И все так же «заряжен» — служением "общественному делу".

— Разыскали меня? — спросил Заплатин.

Они были с ним на "вы".

— Как видите. Вот сейчас был у одного паренька… У него феноменальный баритон. Из восточных людей… армяшек.

— Небось устраиваете какой-нибудь благотворительный вечер?

— Всенепременно!

— Меня-то уж никак не завербуете… я — что называется: ни швец, ни жнец, ни в дуду игрец — по части талантов.

— Нам всякого народа надобно.

— Афиши продавать… или на места рассаживать?

— Это своим чередом… Большая мизерия… Кому же и похлопотать, как не нашему брату?

— Все еще верите, Василий Михайлович, в российский прогресс?

Вопрос этот вырвался у Заплатина точно против воли.

Григоров был олицетворением служения этому "российскому прогрессу". Вечно он в тихом кипении, бегает, улаживает, читает на подмостках, посещает всевозможные заседания, дает о них заметки в газеты, пишет рефераты, издает брошюры, где-то учительствует, беспрестанно заболевает, ложится в клинику, но и на койке, больной, продолжает хлопотать и устраивать в пользу чего-нибудь и кого-нибудь.

— Зачем такой скептицизм, Заплатин? — ответил Григоров, прищурив на него правый глаз. — Это не порядок.

— Да посмотрите, что теперь царит везде.

— Где? В так называемых сферах? Пущай их! Мы свою линию ведем.

— Не самообман ли это, Василий Михайлович?

— Почему так?

Григоров круто обернулся к нему и полез в карман за папиросницей.

— Почему? — переспросил он, поведя головой, причем вихор на лбу всколыхнулся. — Такими рассуждениями только им же в руку играть, этим сферам.

Что есть лучшего здесь, на Москве, самого честного и передового — все это держится… нами же. Значит, нужна солидарность!..

— Положим…

Заплатину хотелось противоречить этому вечно заряженному носителю прогресса.

— А пока что, — продолжал Григоров, — приходите в четверг ко мне… Я все там же… вы помните — в Кривоникольском, дом Судеева. Ведь вы бывали в нашем кружке?

— Бывал.

— Ну, то-то же! Реферат будет по поводу одной повести на психо-социальную тему. А через две недели ровно я на вас рассчитываю. Будет немало всякой распорядительной работы. Теперь зимние вакации. Удосужитесь. Не все зубрить. Вам стыдно было бы отказываться.

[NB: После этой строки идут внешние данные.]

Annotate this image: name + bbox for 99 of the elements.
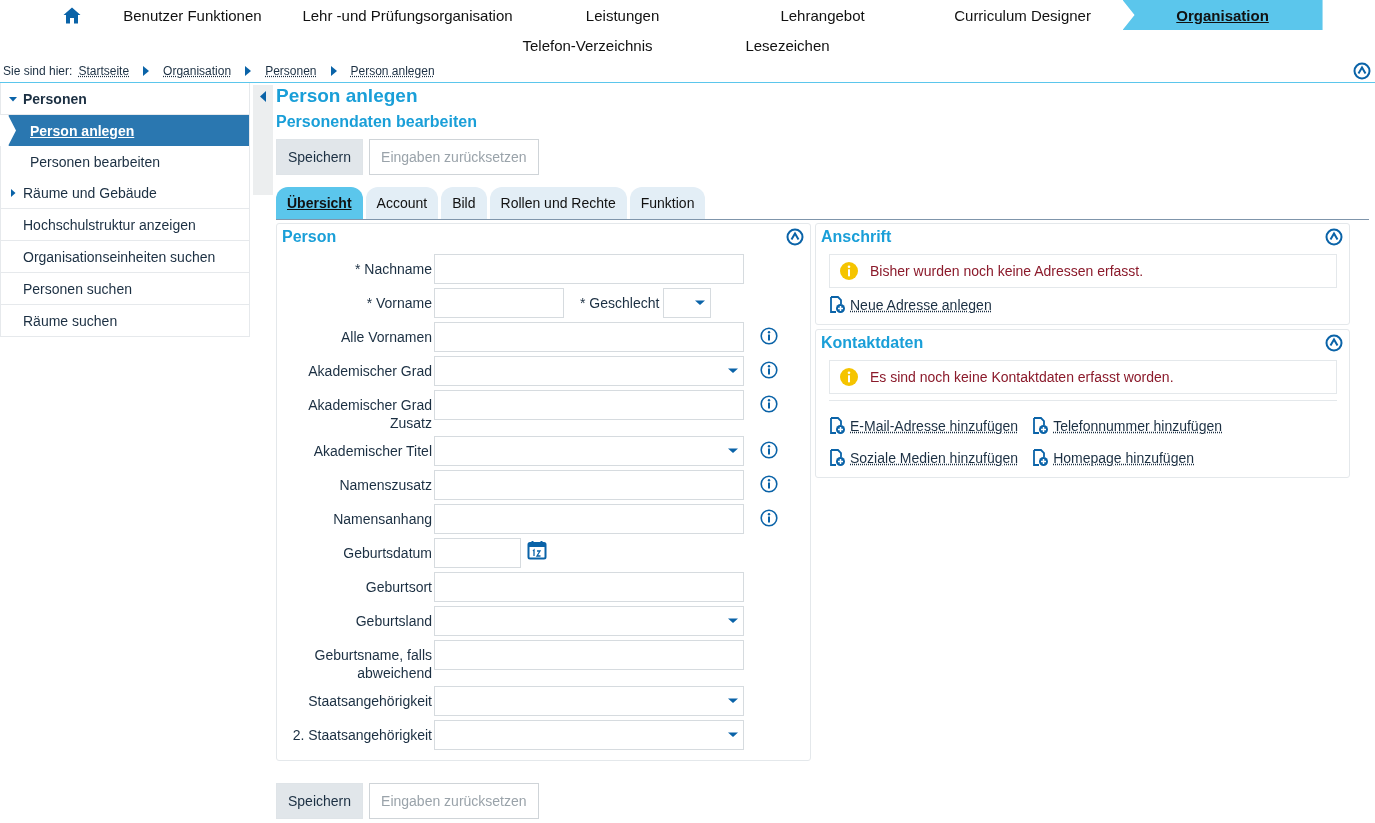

Григоров опять подмигнул ему.

"Вы, мол, из тех, которых высылали".

— Ладно, удосужусь, — вяло выговорил Заплатин.

Он решительно не находил в себе настроения, подходящего к тону и "подъему духа" Григорова.

— Вы, должно быть, переборщили… насчет зубристики?

Успеете. А я на вас рассчитываю… И ко мне приходите непременно.

Григоров поспешно затянулся и так же торопливо бросил окурок.

В другое бы время Заплатин стал его расспрашивать про все, что делается в «интеллигентной» Москве. А тут — ни малейшей охоты беседовать с ним и точно полное равнодушие ко всему тому, из-за чего тот вечно хлопочет.

Когда Григоров ушел, ему стало еще тяжелее и противнее за самого себя.

В каких-нибудь два с половиной месяца он до такой степени "развихлялся",

Разве он похож теперь на того возвращенного в Москву студента, который шел по Моховой к перекрестку Охотного ряда и так бодро и убежденно раздумывал на любезные его сердцу темы?

Тому студенту принадлежало будущее; а этот только носится с своей «постыдной» страстью, а все остальное — точно выпущено из него, как из гуттаперчевого шарика.

Опять очутился он у окна и стал смотреть в ту сторону, где здание, куда ходит Надя и готовится к своим будущим триумфам красавицы актрисы, предназначенной к тому, чтобы привлекать к себе мужчин и отравлять их душу, как уже отравлен он — ее тайный жених.